I remembered running to help the guy while they all gave me dirty looks that made me feel like I was doing something extremely unethical. Their hateful stares were so sharp it could pierce through the flesh.

     The worst part was how he reacted to me saving him, "Don't touch me!" He dusted his unsightly yellow nylon as if I rubbed dirt all over it.

     I was about to go into combat mode, but he suddenly stopped dusting the nonexistent dirt he thought he caught from me. In a blink, the guy's facial expression of extreme disgust has faded. He looked at me with his eyes as wide as my pencil case unzipped. "Is that actual cotton?" He asked as he came closer.

     I took a step back keeping my personal space away from the ungrateful human dressed in nylon.

     "Ca-can I touch it please?" He said taking a step forward completely, wiping the extra space I made between us.

     I swear by my life, he stood for ninety seconds strong in the same position waiting for me to give a positive answer.

     Stretching an arm towards him, I crumpled the tip of its sleeve, "Here," I said as I offered my intact arm to the stranger whom I saved yet still showed me no gratitude.

     Wow, I was amazed by how smoothly he ran his fingers on the fabric of my cloth.
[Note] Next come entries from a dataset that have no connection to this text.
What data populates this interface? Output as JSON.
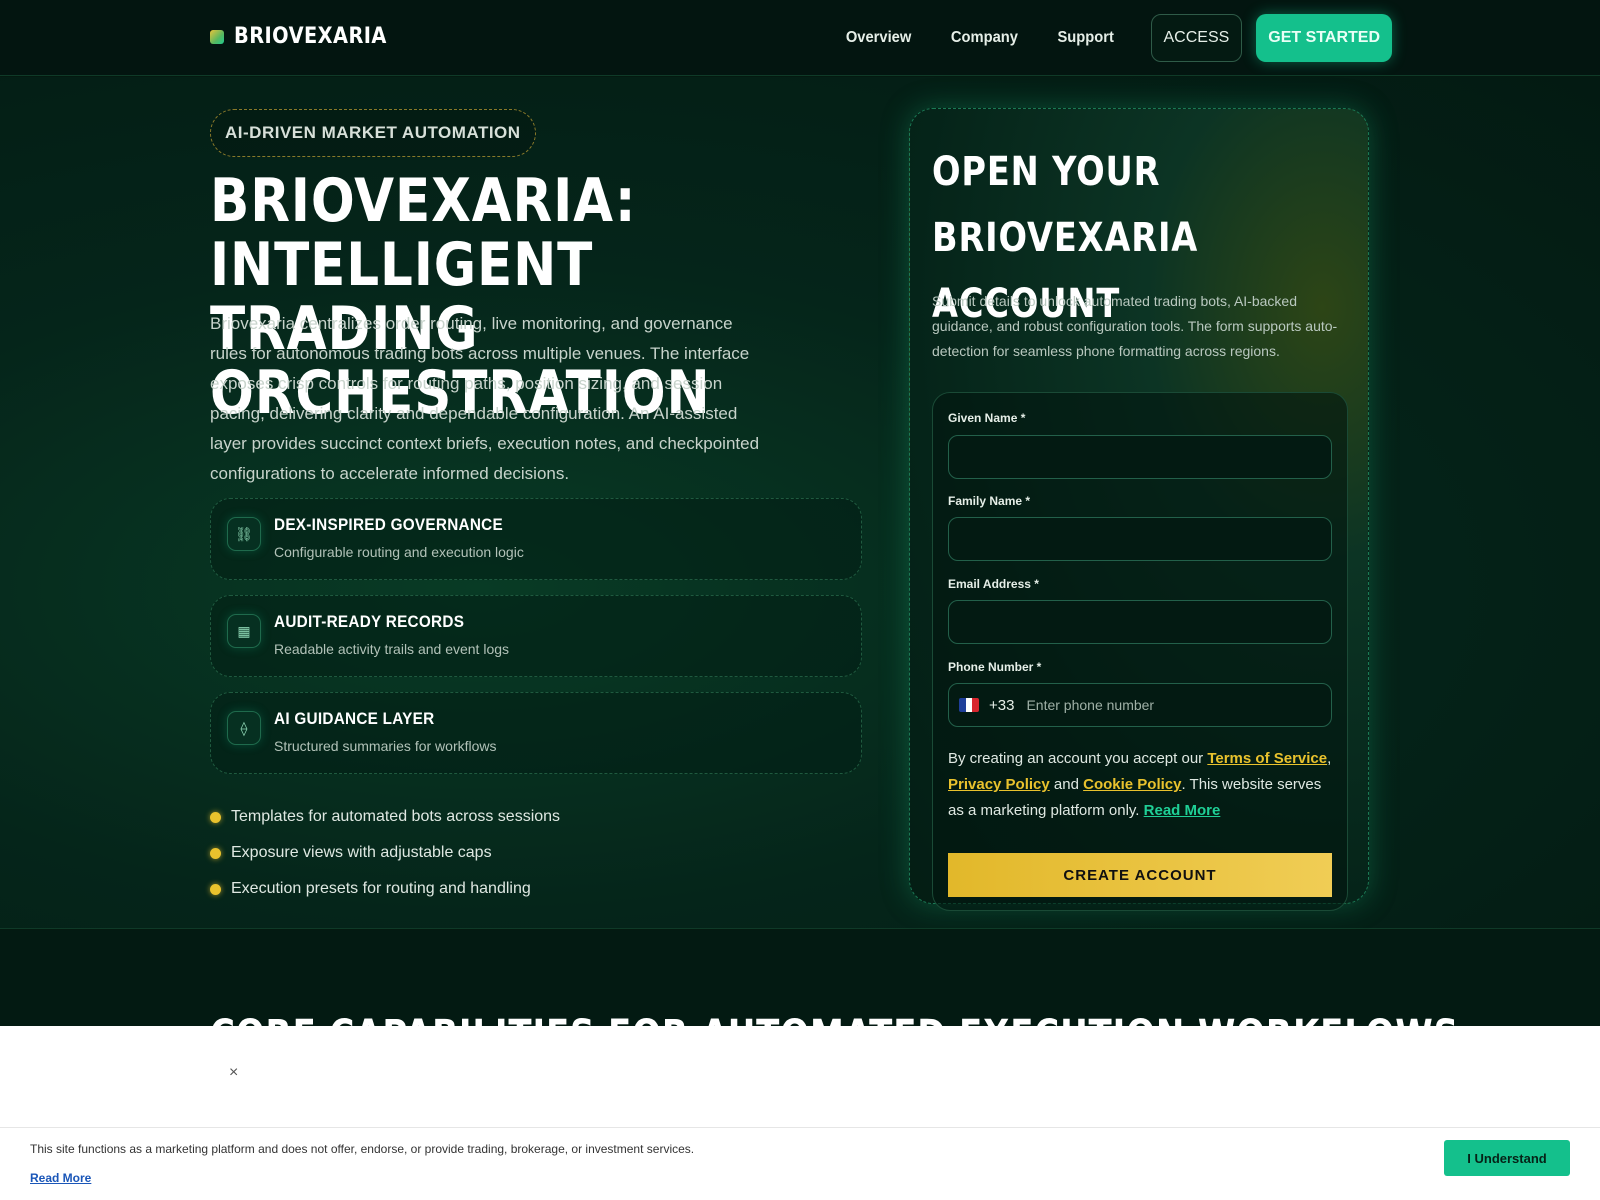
{
  "header": {
    "brand": "BRIOVEXARIA",
    "nav": [
      "Overview",
      "Company",
      "Support"
    ],
    "access_label": "ACCESS",
    "get_started_label": "GET STARTED"
  },
  "hero": {
    "pill": "AI-DRIVEN MARKET AUTOMATION",
    "title_line1": "BRIOVEXARIA: INTELLIGENT",
    "title_line2": "TRADING ORCHESTRATION",
    "description": "Briovexaria centralizes order routing, live monitoring, and governance rules for autonomous trading bots across multiple venues. The interface exposes crisp controls for routing paths, position sizing, and session pacing, delivering clarity and dependable configuration. An AI-assisted layer provides succinct context briefs, execution notes, and checkpointed configurations to accelerate informed decisions.",
    "features": [
      {
        "icon": "link-icon",
        "glyph": "⛓",
        "title": "DEX-INSPIRED GOVERNANCE",
        "subtitle": "Configurable routing and execution logic"
      },
      {
        "icon": "grid-icon",
        "glyph": "▦",
        "title": "AUDIT-READY RECORDS",
        "subtitle": "Readable activity trails and event logs"
      },
      {
        "icon": "diamond-icon",
        "glyph": "⟠",
        "title": "AI GUIDANCE LAYER",
        "subtitle": "Structured summaries for workflows"
      }
    ],
    "bullets": [
      "Templates for automated bots across sessions",
      "Exposure views with adjustable caps",
      "Execution presets for routing and handling"
    ]
  },
  "signup": {
    "title_line1": "OPEN YOUR",
    "title_line2": "BRIOVEXARIA ACCOUNT",
    "description": "Submit details to unlock automated trading bots, AI-backed guidance, and robust configuration tools. The form supports auto-detection for seamless phone formatting across regions.",
    "fields": {
      "given_name": {
        "label": "Given Name *",
        "value": ""
      },
      "family_name": {
        "label": "Family Name *",
        "value": ""
      },
      "email": {
        "label": "Email Address *",
        "value": ""
      },
      "phone": {
        "label": "Phone Number *",
        "dial_code": "+33",
        "placeholder": "Enter phone number"
      }
    },
    "consent": {
      "prefix": "By creating an account you accept our ",
      "terms": "Terms of Service",
      "sep1": ", ",
      "privacy": "Privacy Policy",
      "and": " and ",
      "cookie": "Cookie Policy",
      "suffix": ". This website serves as a marketing platform only. ",
      "read_more": "Read More"
    },
    "submit_label": "CREATE ACCOUNT"
  },
  "next_section": {
    "title": "CORE CAPABILITIES FOR AUTOMATED EXECUTION WORKFLOWS"
  },
  "overlay": {
    "close": "×"
  },
  "cookie_bar": {
    "text": "This site functions as a marketing platform and does not offer, endorse, or provide trading, brokerage, or investment services.",
    "link": "Read More",
    "button": "I Understand"
  },
  "colors": {
    "accent_green": "#14c08c",
    "accent_gold": "#e9c22d",
    "background": "#041a10"
  }
}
His eyes shut as if it helped sharpen his touching ability; his head moved slowly as if he was dancing to some classical melody only he could hear. I seriously fought the urge to pull back my arm from the lunatic.

     I watched him carefully...the most creepy thing in my life was happening in front of me. My spine was shaking and could dislocate all my thirty-three discs from how freaked out I was. Satisfied from his abnormal activity, he opened his eyes and gave me a smile.
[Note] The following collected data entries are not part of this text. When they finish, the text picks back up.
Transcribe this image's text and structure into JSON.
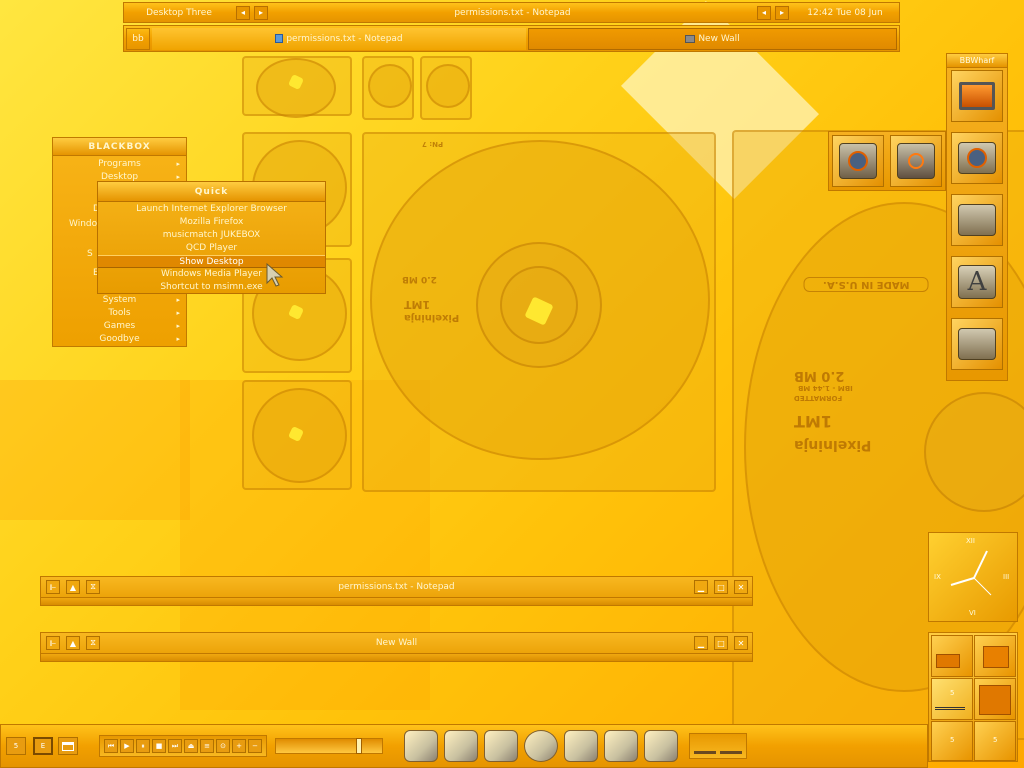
{
  "toolbar": {
    "workspace_name": "Desktop Three",
    "window_title": "permissions.txt - Notepad",
    "clock": "12:42 Tue 08 Jun",
    "prev_icon": "left-arrow-icon",
    "next_icon": "right-arrow-icon"
  },
  "taskbar": {
    "label": "bb",
    "tasks": [
      {
        "label": "permissions.txt - Notepad",
        "icon": "notepad-icon"
      },
      {
        "label": "New Wall",
        "icon": "wallpaper-icon"
      }
    ]
  },
  "root_menu": {
    "title": "BLACKBOX",
    "items": [
      {
        "label": "Programs"
      },
      {
        "label": "Desktop"
      },
      {
        "label": "System"
      },
      {
        "label": "Tools"
      },
      {
        "label": "Games"
      },
      {
        "label": "Goodbye"
      }
    ],
    "partial_labels": [
      "D",
      "Windo",
      "S",
      "E"
    ]
  },
  "quick_menu": {
    "title": "Quick",
    "items": [
      {
        "label": "Launch Internet Explorer Browser"
      },
      {
        "label": "Mozilla Firefox"
      },
      {
        "label": "musicmatch JUKEBOX"
      },
      {
        "label": "QCD Player"
      },
      {
        "label": "Show Desktop",
        "selected": true
      },
      {
        "label": "Windows Media Player"
      },
      {
        "label": "Shortcut to msimn.exe"
      }
    ]
  },
  "slit": {
    "title": "BBWharf",
    "icons": [
      "monitor-icon",
      "power-folder-icon",
      "calculator-folder-icon",
      "font-folder-icon",
      "trumpet-folder-icon"
    ]
  },
  "slit_extra_icons": [
    "power-tile-icon",
    "settings-tile-icon"
  ],
  "windows": [
    {
      "title": "permissions.txt - Notepad"
    },
    {
      "title": "New Wall"
    }
  ],
  "clock_widget": {
    "numerals": [
      "XII",
      "III",
      "VI",
      "IX"
    ]
  },
  "pager": {
    "labels": [
      "5",
      "5",
      "5"
    ]
  },
  "bottom_bar": {
    "left_buttons": [
      "5",
      "E"
    ],
    "media_controls": [
      "prev-icon",
      "play-icon",
      "pause-icon",
      "stop-icon",
      "next-icon",
      "eject-icon",
      "playlist-icon",
      "repeat-icon",
      "volume-up-icon",
      "volume-down-icon"
    ],
    "dock_icons": [
      "drives-icon",
      "harddisk-icon",
      "wrench-icon",
      "film-reel-icon",
      "folder-icon",
      "cd-drive-icon",
      "documents-icon"
    ],
    "tray_icons": [
      "grass-icon",
      "dog-icon"
    ]
  },
  "floppy_text": {
    "brand": "Pixelninja",
    "model": "1MT",
    "capacity": "2.0 MB",
    "formatted": "FORMATTED",
    "spec": "IBM - 1.44 MB",
    "made_in": "MADE IN U.S.A.",
    "partno": "PN: 7"
  },
  "colors": {
    "accent": "#f2a000",
    "background": "#ffd21a",
    "text": "#fff6d0"
  }
}
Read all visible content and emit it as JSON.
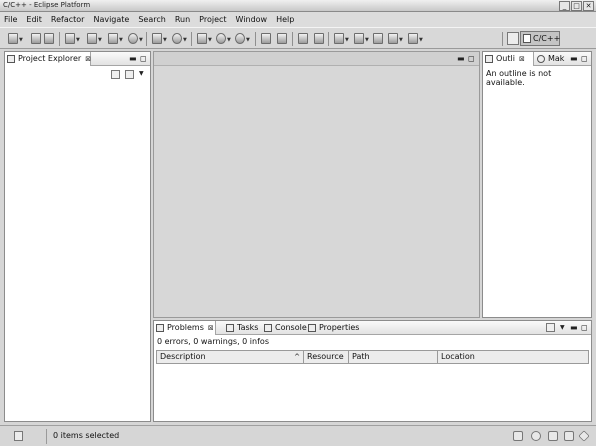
{
  "window": {
    "title": "C/C++ - Eclipse Platform"
  },
  "menu": [
    "File",
    "Edit",
    "Refactor",
    "Navigate",
    "Search",
    "Run",
    "Project",
    "Window",
    "Help"
  ],
  "perspective": {
    "label": "C/C++"
  },
  "project_explorer": {
    "title": "Project Explorer"
  },
  "outline": {
    "tab_outline": "Outli",
    "tab_make": "Mak",
    "message": "An outline is not available."
  },
  "bottom": {
    "tabs": [
      "Problems",
      "Tasks",
      "Console",
      "Properties"
    ],
    "summary": "0 errors, 0 warnings, 0 infos",
    "columns": [
      "Description",
      "Resource",
      "Path",
      "Location"
    ],
    "sort_indicator": "^"
  },
  "status": {
    "text": "0 items selected"
  },
  "glyphs": {
    "close": "⊠",
    "minimize": "▬",
    "maximize": "◻",
    "dropdown": "▼",
    "win_close": "✕",
    "win_max": "□",
    "win_min": "_"
  }
}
     "Thanks for giving me the honor of sensing how real actual cotton felt like." He immediately left, forgetting to thank me for saving his life.

     "Fulfill your dream of owning your very own house in the City of Sinan..." The street TV across the hospital interrupted my reminiscing of my first day here. Yup, commercials were as non-convincing as ever. My gaze shifted from the window to the TV.